While there are reasons to be bearish on the U.S. dollar, such as rising debt, policy uncertainty, and the Trump administration’s trade agenda, some strategists believe the recent wave of selling may be excessive. The dollar has dropped 5% since early April and 10% since January, driven by concerns over trade wars, attacks on the Fed, and fiscal instability. Investor sentiment and positioning have become extremely negative, with hedge funds holding one of the largest short positions in years and dollar exposure at its lowest since 2006. Despite weak fundamentals, the recent downturn may be overdone, especially given the limited Fed rate cuts now priced in and potential for a near-term correction as sentiment cools.
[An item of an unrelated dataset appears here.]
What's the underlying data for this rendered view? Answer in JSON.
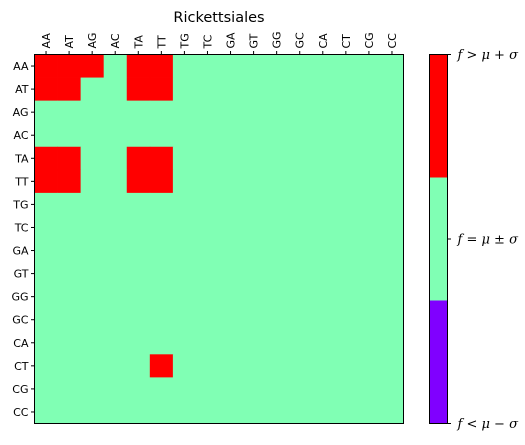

Prices for new pharmaceuticals in the U.S. more than doubled last year compared to 2021, with a median annual list price exceeding $370,000, driven largely by an increase in high-cost therapies for rare, or “orphan,” diseases. These drugs, which now make up 72% of new launches, often target small patient populations and benefit from incentives like extended market exclusivity. Gene and cell therapies, including some priced over $1 million annually or one-time treatments exceeding $4 million, contributed to the surge. Despite government efforts to curb drug costs, experts say high prices are unlikely to abate without lowering development expenses. While drugmakers argue that these therapies reduce overall healthcare costs, critics note the burden on healthcare systems and patients remains significant, even after insurance rebates and patient assistance programs.
Where do people stand sit on this? If you ever felt guilty after reclining your seat on a flight, you are not alone. A recent study suggests 68% of flyers avoid reclining their seat out of courtesy, despite airplane cabins becoming increasingly claustrophobic. Since the 1980s, seat width has shrunk from 20 inches to just 17–18 inches, and legroom has tightened from 34–36 inches to a cramped 28–31. Airlines have squeezed in more passengers (and perhaps a few more mid-air arguments), turning comfort into a scarce commodity and fuelling an ongoing etiquette debate about seat reclining. While you may feel bad about reclining, there is apparently an etiquette to the process. Etiquette coaches suggest looking back before reclining to ensure you’re not encroaching on someone’s limited space, especially taller passengers, and if possible, give a polite heads-up to the person behind you. We’re sure these two thoughtful gestures will make those being reclined on feel much better as their already limited space all but disappears.